Does the Chinese Space Station Put Pressure on the US?

The successful launch of China’s Shenzhou 12 spacecraft has attracted widespread attention around the world. Some U.S. media believe that China is developing its own space station in large part because of U.S. political obstruction in the field of high-tech cooperation. With the full-scale launch of China’s space station construction, the United States may also be motivated by China to make a major breakthrough in the field of space. This argument, which seems to have some validity, is not quite right when you think about it more carefully.

China is building its own space station according to the “three-step” strategy of space engineering formulated nearly 30 years ago, and construction has been based on the gradual mastery of manned spaceflight, extravehicular activities, rendezvous and docking, and space station-related technologies by its own forces from the very beginning, so China’s space development is not entirely due to political obstruction by the United States. The fact that China has always had difficulty in acquiring Western equipment in top-level high-tech fields, especially in space, has caused China to rely on its own forces to develop space technology since the 1960s. Space technology expands the cognitive frontiers of the universe, and has both high scientific value and prospects for broad application.

Behind this backwardness in the field of high-tech, which has historically traumatized China for nearly a century, is the more serious fact that China’s perception of how significant high-tech research and development is ambiguous, a situation that has changed since the reform and opening up period. China is focusing on science and technology innovation as a dark horse driver of socio-economic development, and it is impossible not to pay attention to the field of high-tech, including space.

Will the United States, which once led the construction and long-term operation of the International Space Station, be motivated by China’s construction of its own space station? I don’t think so.

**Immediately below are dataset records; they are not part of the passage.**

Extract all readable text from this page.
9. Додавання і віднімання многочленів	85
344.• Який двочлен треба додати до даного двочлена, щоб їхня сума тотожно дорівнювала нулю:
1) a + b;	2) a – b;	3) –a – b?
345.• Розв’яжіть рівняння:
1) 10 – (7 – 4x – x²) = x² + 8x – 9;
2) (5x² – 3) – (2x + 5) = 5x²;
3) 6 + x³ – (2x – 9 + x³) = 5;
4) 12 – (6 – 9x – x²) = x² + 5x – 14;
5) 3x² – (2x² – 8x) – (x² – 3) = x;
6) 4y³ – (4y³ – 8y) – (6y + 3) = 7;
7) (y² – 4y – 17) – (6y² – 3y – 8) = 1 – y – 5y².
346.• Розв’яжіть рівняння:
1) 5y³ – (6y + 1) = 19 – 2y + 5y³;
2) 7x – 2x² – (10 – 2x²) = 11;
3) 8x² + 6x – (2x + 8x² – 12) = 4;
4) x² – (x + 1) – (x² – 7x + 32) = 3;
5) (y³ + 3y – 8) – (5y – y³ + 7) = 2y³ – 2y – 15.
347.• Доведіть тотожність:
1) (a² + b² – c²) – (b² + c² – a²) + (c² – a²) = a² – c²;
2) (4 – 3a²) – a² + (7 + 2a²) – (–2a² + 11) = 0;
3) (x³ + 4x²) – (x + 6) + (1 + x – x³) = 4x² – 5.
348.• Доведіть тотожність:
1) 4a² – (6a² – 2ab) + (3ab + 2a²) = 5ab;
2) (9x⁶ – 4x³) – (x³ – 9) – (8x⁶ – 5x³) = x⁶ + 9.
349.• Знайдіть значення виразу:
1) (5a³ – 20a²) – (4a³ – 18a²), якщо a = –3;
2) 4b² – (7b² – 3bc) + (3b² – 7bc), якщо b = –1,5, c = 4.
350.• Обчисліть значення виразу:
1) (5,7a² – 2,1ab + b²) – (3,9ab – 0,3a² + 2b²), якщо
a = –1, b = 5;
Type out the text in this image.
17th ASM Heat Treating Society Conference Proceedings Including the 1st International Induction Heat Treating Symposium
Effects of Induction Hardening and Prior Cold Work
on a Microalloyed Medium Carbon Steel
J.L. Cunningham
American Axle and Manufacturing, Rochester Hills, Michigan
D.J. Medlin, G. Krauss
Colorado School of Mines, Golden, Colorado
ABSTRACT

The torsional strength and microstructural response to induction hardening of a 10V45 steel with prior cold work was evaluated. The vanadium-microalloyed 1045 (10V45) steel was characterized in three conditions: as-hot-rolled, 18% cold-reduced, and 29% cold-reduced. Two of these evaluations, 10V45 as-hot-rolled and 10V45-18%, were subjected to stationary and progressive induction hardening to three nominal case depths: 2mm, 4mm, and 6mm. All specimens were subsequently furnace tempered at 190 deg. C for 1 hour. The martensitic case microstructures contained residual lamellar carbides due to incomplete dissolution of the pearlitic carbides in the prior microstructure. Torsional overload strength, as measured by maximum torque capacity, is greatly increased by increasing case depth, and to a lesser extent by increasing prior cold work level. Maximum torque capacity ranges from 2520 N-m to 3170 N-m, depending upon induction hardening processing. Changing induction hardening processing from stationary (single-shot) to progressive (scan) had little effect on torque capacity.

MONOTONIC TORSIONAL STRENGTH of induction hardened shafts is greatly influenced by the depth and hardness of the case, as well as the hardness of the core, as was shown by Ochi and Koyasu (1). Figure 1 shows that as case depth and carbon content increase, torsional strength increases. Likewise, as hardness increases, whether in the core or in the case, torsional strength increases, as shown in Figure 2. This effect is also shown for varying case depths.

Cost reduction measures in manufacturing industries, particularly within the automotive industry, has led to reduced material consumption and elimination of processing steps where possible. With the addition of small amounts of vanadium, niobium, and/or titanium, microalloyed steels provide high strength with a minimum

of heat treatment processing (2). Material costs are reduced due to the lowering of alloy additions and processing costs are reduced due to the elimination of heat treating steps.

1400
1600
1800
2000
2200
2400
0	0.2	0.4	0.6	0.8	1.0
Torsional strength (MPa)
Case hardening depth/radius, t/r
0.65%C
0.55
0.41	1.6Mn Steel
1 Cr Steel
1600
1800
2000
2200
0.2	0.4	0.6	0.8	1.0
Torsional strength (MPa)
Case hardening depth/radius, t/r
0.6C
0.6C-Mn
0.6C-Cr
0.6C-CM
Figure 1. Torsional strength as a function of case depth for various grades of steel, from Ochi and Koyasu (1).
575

If anyone is irritated, it will be the very few who have long held a bias against China. The United States has much more ambitious plans in the space sector, such as a circumlunar orbital station, a Mars Sample Return program, a new manned lunar landing program and a manned Mars landing program, which clearly cannot be said to have been spurred on by China. The United States will certainly continue to make significant advancement in space, as determined by its current dominant position in the field of space technology, resources and talent. As the technological power of mankind as a whole advances and more countries and regions begin to set their sights on deep space, it is unlikely that the United States won’t consider whether it is time to take a big step.

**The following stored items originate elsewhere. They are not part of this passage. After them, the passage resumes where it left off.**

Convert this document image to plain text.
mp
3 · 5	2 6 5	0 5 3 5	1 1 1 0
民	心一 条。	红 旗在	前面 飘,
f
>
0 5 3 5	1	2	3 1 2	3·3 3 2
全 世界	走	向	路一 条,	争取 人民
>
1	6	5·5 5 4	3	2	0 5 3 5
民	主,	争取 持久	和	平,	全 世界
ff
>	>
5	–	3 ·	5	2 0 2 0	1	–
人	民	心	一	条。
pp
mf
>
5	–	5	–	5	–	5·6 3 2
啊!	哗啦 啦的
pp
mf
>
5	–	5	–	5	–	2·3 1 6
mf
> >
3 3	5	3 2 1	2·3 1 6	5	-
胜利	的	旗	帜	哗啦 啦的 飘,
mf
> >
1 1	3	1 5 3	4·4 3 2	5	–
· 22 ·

It is worth noting that China’s space engineering programs are not based on surpassing the achievements of others, but rather on a steady and pragmatic approach to actively pushing past its own limits. These engineering programs are closely aligned with China’s current level of technological and economic resources and will not impose a heavy burden on China’s economic structure. Under this principle, even if the United States continues to advance, China will not simply follow this as a benchmark, let alone follow the circle drawn by others. On the contrary, for the United States, its ambition may really become a burden if it develops its space program with the goal of “greatly surpassing China.”

To a large extent, the pressure on some Americans stems from their own behavior. The overall rise in strategic relations between Russia and China in recent years, especially the increase in the level of cooperation in the field of aerospace science and technology, is related to the consistent behavior of the United States itself. The establishment of a scientific research base on the lunar surface will be a major aerospace science project between Russia and China for some time to come. Once Russia and China join hands in this field, then it is likely they will achieve extremely significant breakthroughs. Breakthroughs of this magnitude have not been made by the United States since the end of the Cold War. Even if the U.S. government continues to forcefully block and isolate science and technology workers involved in China, it is almost impossible for the U.S. to effectively stop a country like China, which has an unusually strong capacity of endogenous resources.

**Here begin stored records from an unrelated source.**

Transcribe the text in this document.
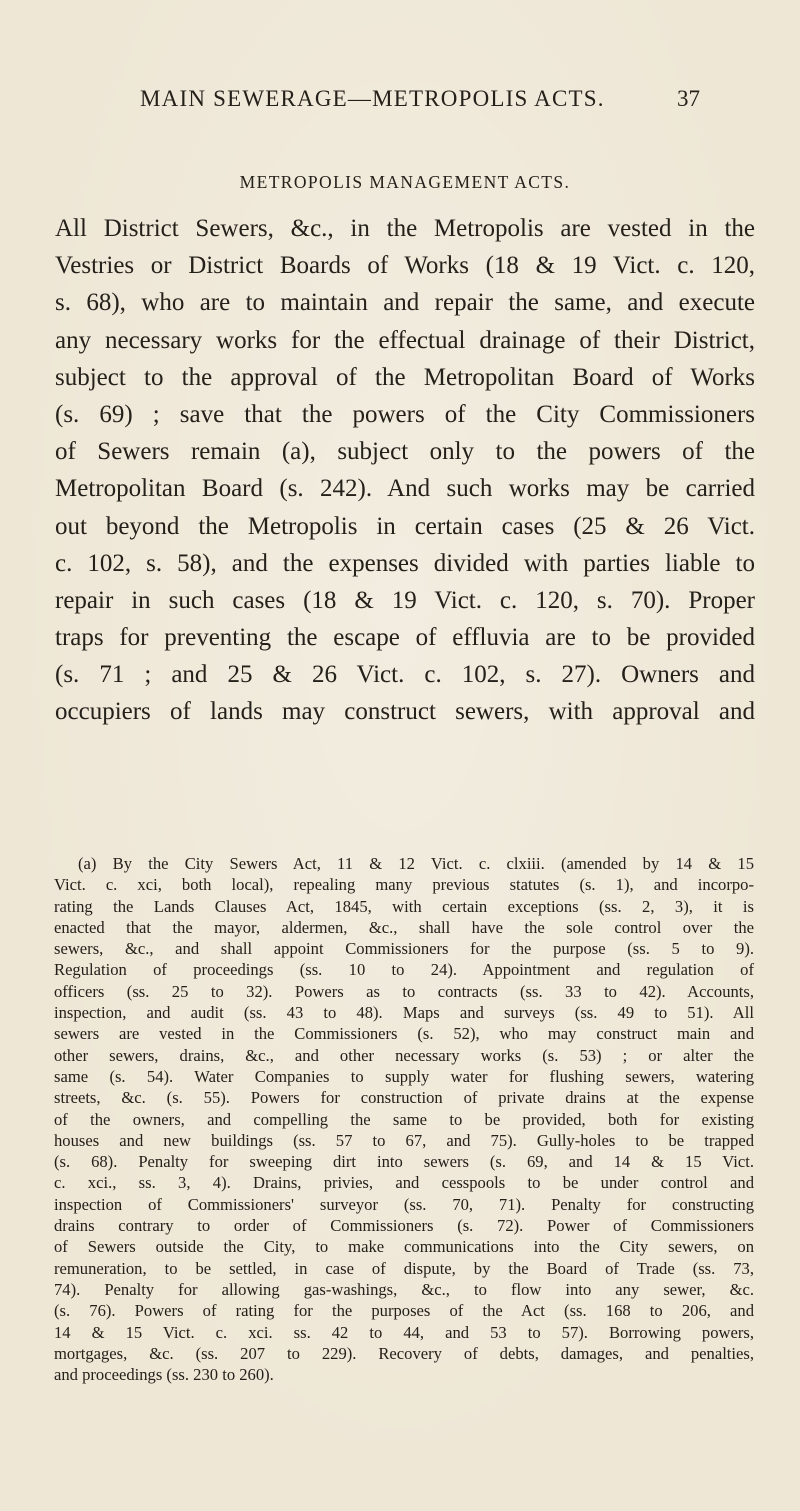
MAIN SEWERAGE—METROPOLIS ACTS.	37
METROPOLIS MANAGEMENT ACTS.
All District Sewers, &c., in the Metropolis are vested in the
Vestries or District Boards of Works (18 & 19 Vict. c. 120,
s. 68), who are to maintain and repair the same, and execute
any necessary works for the effectual drainage of their District,
subject to the approval of the Metropolitan Board of Works
(s. 69) ; save that the powers of the City Commissioners
of Sewers remain (a), subject only to the powers of the
Metropolitan Board (s. 242). And such works may be carried
out beyond the Metropolis in certain cases (25 & 26 Vict.
c. 102, s. 58), and the expenses divided with parties liable to
repair in such cases (18 & 19 Vict. c. 120, s. 70). Proper
traps for preventing the escape of effluvia are to be provided
(s. 71 ; and 25 & 26 Vict. c. 102, s. 27). Owners and
occupiers of lands may construct sewers, with approval and
(a) By the City Sewers Act, 11 & 12 Vict. c. clxiii. (amended by 14 & 15
Vict. c. xci, both local), repealing many previous statutes (s. 1), and incorpo-
rating the Lands Clauses Act, 1845, with certain exceptions (ss. 2, 3), it is
enacted that the mayor, aldermen, &c., shall have the sole control over the
sewers, &c., and shall appoint Commissioners for the purpose (ss. 5 to 9).
Regulation of proceedings (ss. 10 to 24). Appointment and regulation of
officers (ss. 25 to 32). Powers as to contracts (ss. 33 to 42). Accounts,
inspection, and audit (ss. 43 to 48). Maps and surveys (ss. 49 to 51). All
sewers are vested in the Commissioners (s. 52), who may construct main and
other sewers, drains, &c., and other necessary works (s. 53) ; or alter the
same (s. 54). Water Companies to supply water for flushing sewers, watering
streets, &c. (s. 55). Powers for construction of private drains at the expense
of the owners, and compelling the same to be provided, both for existing
houses and new buildings (ss. 57 to 67, and 75). Gully-holes to be trapped
(s. 68). Penalty for sweeping dirt into sewers (s. 69, and 14 & 15 Vict.
c. xci., ss. 3, 4). Drains, privies, and cesspools to be under control and
inspection of Commissioners' surveyor (ss. 70, 71). Penalty for constructing
drains contrary to order of Commissioners (s. 72). Power of Commissioners
of Sewers outside the City, to make communications into the City sewers, on
remuneration, to be settled, in case of dispute, by the Board of Trade (ss. 73,
74). Penalty for allowing gas-washings, &c., to flow into any sewer, &c.
(s. 76). Powers of rating for the purposes of the Act (ss. 168 to 206, and
14 & 15 Vict. c. xci. ss. 42 to 44, and 53 to 57). Borrowing powers,
mortgages, &c. (ss. 207 to 229). Recovery of debts, damages, and penalties,
and proceedings (ss. 230 to 260).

In the long run, with humanity’s current level of resources, the journey to cosmic space must and can only be made hand-in-hand. But for now, cooperation and competition will inevitably fill orbital space, and the specter of militarizing space cannot yet be ruled out. If mankind is really competing to advance the peaceful development of space technology, that is not necessarily a bad thing; this competition will at least accelerate progress with respect to our technological capabilities. But if countries bring the grudges on the ground into space and block the possibility of cooperation it would be a sad day for humanity.

The author is editor-in-chief of Aerospace Knowledge at the Chinese Society of Aeronautics and Astronautics.